The failures are common in music. Decca Records is famous for saying: "We don't like their sound, and guitar music is on the way out," after receiving a demo tape from an obscure band that would never amount to anything, called the Beatles.

But Polydor described Bryan Ferry's voice as like "Frankie Vaughan in a haunted house", now that takes things to extremes. Roxy Music may not be the greatest band ever, but they were more than decent; Bryan Ferry was once known as the coolest man on the planet, and his voice was — well, I guess you could say it was hauntingly good.

And there is nothing wrong with James Last and his orchestra, but even so, the offer to include a free tape in the Bryan Ferry rejection was a tad condescending.

But what the Beatles and Roxy Music, along with several dozen other bands and artists most of us have heard of, did do, was disrupt. Their unique sounds and presentation of their sounds, turned the music establishment upside down, making critics look like fools.

Technology is similar. Isn't the story of Tesla analogous to the early story of the Beatles or Roxy Music?

There is one difference, however?

One assumes that the Decca Records executives who rejected the Beatles eventually felt embarrassed and a tad stupid. Or Mr Hugh Smith, who rejected Roxy Music no doubt cursed every time he looked at his bank statements, thereafter. But with technology, it is not like that. When technology cynics or critics are apparently proven wrong, they merely tweak their criticism.
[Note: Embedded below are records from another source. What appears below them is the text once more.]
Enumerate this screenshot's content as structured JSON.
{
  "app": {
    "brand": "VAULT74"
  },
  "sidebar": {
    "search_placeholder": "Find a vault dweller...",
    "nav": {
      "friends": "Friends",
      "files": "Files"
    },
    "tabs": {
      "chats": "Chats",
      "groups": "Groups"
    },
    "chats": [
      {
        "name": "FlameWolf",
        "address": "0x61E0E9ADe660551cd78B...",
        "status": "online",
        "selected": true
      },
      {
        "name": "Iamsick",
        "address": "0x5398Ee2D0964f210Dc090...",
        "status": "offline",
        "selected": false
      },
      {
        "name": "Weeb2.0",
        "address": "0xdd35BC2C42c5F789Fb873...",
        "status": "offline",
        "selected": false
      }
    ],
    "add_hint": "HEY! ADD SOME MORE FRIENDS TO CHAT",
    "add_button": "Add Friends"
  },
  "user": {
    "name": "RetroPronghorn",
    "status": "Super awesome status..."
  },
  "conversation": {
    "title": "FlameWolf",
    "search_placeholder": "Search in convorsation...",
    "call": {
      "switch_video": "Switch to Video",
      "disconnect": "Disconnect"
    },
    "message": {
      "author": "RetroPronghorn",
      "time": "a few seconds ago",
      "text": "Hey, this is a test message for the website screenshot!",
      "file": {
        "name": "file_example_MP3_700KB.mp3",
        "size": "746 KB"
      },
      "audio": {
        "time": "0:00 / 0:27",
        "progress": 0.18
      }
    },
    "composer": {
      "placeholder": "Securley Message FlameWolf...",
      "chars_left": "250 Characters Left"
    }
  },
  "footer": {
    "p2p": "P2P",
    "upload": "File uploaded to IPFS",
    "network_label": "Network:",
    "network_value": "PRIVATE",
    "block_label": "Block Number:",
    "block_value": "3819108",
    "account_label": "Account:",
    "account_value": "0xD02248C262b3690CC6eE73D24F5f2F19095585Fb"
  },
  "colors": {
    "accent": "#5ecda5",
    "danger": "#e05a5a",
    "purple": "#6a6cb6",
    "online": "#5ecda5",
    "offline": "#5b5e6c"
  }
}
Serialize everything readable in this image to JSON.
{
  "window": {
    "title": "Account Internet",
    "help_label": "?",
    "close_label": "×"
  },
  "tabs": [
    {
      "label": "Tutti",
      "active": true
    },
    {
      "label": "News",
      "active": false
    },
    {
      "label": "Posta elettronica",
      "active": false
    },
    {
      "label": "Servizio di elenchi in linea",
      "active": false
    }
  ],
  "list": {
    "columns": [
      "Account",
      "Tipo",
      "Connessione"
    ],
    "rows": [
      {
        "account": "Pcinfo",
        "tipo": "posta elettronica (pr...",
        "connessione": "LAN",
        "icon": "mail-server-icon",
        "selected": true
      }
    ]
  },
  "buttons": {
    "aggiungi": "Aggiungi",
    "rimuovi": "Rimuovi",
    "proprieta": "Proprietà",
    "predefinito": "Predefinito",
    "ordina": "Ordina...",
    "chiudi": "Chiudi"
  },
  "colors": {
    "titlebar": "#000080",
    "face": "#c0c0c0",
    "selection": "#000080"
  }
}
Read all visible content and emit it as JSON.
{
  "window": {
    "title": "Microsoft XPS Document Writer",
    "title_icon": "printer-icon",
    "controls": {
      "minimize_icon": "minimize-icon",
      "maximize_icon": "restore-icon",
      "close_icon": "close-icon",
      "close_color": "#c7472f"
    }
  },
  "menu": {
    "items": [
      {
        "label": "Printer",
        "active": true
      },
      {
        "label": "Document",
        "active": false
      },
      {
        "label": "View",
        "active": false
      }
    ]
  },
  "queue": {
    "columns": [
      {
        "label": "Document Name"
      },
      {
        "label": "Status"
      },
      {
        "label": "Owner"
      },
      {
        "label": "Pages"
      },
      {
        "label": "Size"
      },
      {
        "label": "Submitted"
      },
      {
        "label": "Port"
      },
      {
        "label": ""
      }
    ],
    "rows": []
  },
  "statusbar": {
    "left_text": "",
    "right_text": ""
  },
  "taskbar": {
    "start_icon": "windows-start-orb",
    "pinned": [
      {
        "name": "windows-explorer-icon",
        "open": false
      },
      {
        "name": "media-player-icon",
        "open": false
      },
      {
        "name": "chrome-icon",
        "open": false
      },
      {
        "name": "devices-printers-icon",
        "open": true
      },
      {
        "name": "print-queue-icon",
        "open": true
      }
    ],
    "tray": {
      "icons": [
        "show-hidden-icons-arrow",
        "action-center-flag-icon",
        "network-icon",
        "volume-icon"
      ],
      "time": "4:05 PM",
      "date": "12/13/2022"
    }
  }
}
Firstly, it was 'electric vehicles are toys'; ‘old technology given a gimmick, sure to fail’. And now we can say, without any doubt whatsoever, that electric vehicles are replacing internal combustion engine cars. We read that Tesla is still sure to fail because the big boys are moving in on its turf. These critics fail to grasp the importance of Tesla technology in software, AI and batteries.

The list is long: from the internet to online shopping; from wind and solar energy to battery technology; autonomous cars, AI, augmented reality, graphene, the list goes on. They are toys, say critics. Innovation is not what it used to be.

Take Penicillin. Alexander Fleming accidentally discovered the antibiotic in 1928. And not much happened for the best part of two decades.  A cynic in 1935 or 1940 might have described penicillin as over-hyped technology that would never account to much. It was first introduced on a large scale in 1945 and has since saved, or so it has been estimated, 80 million to 200 million lives!

Decca and Polydor paid a commercial price for failing to spot the importance of the Beatles and Roxy Music.

New technologies will change the world, for better or worse, in the most profound way imaginable. The dangers and opportunities are immense. But technology cynicism is dangerous; it distracts attention from the issues that matter. Climate change denial potentially poses an existential threat to humanity; this is well understood, but so too does technology denial.